Meet James Thatcher

Art was always a viable career option for artist James Thatcher. His parents ran an art gallery in Naples, Florida, during the 1970’s. Artists frequently stayed with his family while installing one person exhibitions, including opening receptions and painting demonstrations.

James graduated from the notorious Corcoran College of Art + Design, Washington, DC, in 1984; and worked as a cabinet maker until the real estate bubble burst in 2008. Leaving the building trade, James had eventually returned to his art making, which had become such a big aspect of his creative life. He now works in his studio and shop in Roseburg, Oregon.

In his Sweetgrass Algebra series of prints, technical elements blend with expressive art. In his Graphite Grid series, unusual textures are set on cleanly assembled plywood panels. Here James shares a little more about his work and process:

What is your medium and process?

I use wet and dry techniques: acrylics (both opaque and as wash), pencil, pastel and charcoal, gesso. I begin with random strokes, tempered with lots of painting over, and then incorporate algebraic formulas, graphs, and stencils into the mix.

Describe what inspires your artwork.

The phrase, “What if….” I love not knowing what I’m going to end up with. Creating is an act of faith. I have confidence that it’s going to work, although I may have to surprise myself in the end.

What sets your artwork apart from others?

My use of unusual materials and textures results in an intriguing finished product. I love experimenting, but temper it with strong craftsmanship. The use algebra and trigonometry as abstract text is very specific without being literal.

How would you describe you studio?

I create in a production facility, a holdover from my industrial background in cabinet making. It’s well laid out with a section for shrink wrapping and packaging, a 30’ working wall painting, and a 2D and drafting area. I sweep up at the end of the day and organize my next day’s work.
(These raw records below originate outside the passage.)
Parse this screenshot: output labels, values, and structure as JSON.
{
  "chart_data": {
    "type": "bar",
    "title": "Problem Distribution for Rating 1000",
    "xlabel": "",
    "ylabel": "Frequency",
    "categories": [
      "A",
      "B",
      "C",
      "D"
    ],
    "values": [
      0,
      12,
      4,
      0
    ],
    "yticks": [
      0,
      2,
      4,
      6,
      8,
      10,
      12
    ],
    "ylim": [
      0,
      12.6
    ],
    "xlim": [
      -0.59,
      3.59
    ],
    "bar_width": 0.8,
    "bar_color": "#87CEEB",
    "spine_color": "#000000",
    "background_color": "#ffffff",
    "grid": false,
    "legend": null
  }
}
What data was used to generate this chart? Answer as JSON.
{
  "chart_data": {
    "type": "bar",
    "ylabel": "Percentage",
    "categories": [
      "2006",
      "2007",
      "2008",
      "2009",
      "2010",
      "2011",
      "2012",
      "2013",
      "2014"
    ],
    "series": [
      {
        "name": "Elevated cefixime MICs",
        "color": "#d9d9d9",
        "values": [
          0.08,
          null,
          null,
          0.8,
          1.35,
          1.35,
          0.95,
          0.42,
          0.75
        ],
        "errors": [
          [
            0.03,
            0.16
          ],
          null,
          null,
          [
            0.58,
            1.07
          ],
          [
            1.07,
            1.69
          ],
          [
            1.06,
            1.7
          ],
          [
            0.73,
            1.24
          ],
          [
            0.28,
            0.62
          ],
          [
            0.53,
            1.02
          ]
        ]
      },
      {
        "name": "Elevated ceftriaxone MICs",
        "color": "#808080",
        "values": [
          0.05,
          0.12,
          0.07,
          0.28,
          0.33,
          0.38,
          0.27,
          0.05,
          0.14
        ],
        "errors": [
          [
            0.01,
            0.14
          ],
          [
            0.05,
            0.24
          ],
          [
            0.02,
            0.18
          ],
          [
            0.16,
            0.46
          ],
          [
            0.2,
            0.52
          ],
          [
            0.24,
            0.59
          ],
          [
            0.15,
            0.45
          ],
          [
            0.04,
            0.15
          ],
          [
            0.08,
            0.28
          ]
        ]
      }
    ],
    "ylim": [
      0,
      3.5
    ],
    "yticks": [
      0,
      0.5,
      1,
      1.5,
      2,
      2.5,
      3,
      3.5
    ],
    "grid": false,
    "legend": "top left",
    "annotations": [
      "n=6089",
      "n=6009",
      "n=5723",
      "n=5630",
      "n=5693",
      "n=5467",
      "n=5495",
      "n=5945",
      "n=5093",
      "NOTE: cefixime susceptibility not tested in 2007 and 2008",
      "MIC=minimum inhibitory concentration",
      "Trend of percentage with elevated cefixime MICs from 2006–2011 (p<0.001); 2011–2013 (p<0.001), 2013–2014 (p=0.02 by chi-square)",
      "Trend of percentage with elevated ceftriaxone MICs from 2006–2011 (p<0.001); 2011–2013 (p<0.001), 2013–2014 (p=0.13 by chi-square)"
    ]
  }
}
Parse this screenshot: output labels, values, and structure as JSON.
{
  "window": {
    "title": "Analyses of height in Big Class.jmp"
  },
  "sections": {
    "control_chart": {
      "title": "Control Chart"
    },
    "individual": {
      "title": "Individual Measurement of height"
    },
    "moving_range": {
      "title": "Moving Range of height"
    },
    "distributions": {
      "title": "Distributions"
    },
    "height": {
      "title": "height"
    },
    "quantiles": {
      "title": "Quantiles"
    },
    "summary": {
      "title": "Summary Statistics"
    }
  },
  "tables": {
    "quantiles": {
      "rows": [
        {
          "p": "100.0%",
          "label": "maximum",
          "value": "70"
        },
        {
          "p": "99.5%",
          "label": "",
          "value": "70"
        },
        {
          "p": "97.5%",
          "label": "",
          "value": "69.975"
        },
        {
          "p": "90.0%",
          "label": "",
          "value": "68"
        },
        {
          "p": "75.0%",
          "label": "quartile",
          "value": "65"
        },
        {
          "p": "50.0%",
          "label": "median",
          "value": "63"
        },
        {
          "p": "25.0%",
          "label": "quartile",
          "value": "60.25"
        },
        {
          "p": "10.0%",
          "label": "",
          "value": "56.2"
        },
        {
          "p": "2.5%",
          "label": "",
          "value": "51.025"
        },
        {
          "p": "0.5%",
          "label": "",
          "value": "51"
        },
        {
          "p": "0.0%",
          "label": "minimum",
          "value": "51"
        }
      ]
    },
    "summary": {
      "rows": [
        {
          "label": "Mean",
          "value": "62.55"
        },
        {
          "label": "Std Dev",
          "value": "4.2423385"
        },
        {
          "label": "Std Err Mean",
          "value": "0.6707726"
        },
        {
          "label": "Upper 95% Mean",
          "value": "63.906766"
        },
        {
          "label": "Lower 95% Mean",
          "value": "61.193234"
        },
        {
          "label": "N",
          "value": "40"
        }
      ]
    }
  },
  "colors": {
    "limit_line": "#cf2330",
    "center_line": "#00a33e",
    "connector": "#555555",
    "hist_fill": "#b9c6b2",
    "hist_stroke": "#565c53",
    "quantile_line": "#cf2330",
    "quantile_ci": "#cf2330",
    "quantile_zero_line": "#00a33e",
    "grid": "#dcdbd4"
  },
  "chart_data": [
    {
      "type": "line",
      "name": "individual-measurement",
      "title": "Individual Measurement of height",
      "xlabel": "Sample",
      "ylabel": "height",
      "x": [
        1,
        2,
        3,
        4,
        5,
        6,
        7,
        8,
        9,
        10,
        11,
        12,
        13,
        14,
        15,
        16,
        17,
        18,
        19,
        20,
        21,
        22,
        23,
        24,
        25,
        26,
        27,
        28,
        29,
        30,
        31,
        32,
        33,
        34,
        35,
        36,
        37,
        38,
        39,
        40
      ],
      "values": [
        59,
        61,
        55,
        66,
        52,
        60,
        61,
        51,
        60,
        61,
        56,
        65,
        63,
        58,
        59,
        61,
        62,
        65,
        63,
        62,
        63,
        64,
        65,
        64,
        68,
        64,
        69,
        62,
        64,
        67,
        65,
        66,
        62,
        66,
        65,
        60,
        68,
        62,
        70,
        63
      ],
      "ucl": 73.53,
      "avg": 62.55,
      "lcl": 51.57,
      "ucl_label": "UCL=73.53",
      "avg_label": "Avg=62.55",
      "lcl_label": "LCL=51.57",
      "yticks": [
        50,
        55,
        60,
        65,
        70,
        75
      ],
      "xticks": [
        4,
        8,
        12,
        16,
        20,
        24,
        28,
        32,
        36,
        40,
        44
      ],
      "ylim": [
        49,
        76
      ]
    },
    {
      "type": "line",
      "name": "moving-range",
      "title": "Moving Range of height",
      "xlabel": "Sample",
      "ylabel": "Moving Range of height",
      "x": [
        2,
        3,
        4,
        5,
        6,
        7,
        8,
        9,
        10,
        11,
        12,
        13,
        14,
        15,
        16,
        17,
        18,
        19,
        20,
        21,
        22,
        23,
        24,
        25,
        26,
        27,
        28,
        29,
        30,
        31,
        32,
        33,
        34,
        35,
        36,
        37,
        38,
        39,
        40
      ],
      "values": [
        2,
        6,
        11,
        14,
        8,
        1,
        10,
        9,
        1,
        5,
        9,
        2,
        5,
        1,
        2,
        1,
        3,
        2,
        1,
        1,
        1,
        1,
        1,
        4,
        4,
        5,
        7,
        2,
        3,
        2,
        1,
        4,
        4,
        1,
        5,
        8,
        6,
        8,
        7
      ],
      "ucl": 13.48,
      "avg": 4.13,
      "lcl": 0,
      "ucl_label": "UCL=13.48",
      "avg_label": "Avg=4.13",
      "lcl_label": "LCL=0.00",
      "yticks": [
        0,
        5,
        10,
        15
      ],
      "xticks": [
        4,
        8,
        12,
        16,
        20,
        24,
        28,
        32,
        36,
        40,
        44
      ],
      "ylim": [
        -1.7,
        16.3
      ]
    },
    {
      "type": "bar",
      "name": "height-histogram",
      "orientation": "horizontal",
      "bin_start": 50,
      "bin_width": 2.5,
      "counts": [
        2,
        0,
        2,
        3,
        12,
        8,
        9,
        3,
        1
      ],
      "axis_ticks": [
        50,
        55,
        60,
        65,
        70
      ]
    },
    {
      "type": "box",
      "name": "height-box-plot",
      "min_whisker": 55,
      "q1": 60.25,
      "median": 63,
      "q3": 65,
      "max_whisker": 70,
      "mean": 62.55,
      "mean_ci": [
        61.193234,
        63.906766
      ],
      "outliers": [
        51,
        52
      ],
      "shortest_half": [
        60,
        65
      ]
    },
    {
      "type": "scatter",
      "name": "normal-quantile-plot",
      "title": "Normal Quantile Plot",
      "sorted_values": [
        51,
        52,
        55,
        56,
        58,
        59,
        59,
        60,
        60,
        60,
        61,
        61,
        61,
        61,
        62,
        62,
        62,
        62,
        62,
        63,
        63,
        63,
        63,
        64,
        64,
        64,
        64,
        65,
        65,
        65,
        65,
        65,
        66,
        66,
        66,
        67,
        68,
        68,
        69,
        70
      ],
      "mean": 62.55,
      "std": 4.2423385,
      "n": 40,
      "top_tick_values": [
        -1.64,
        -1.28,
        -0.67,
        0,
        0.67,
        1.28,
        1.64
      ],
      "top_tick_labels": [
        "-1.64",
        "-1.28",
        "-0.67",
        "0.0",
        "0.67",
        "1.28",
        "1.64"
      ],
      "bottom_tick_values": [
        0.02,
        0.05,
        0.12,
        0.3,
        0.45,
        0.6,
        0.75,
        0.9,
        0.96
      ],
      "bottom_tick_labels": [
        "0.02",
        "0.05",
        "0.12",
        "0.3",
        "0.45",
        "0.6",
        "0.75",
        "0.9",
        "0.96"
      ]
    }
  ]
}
Do you listen to music while working on your art, and if so, what type?

I generally have classical music playing. It’s non-verbal, free range, and not overtly representational.

What is one of your favorite quotes, and why?

2nd Timothy 3:7 “Ever learning but never able to come to the knowledge of the truth.” Paul wrote that 2000 years ago and it’s timeless but perfect for the “information age”. Those key words “never able to “…all of our intelligence is so seductive, but it gets in the way of knowing the truth!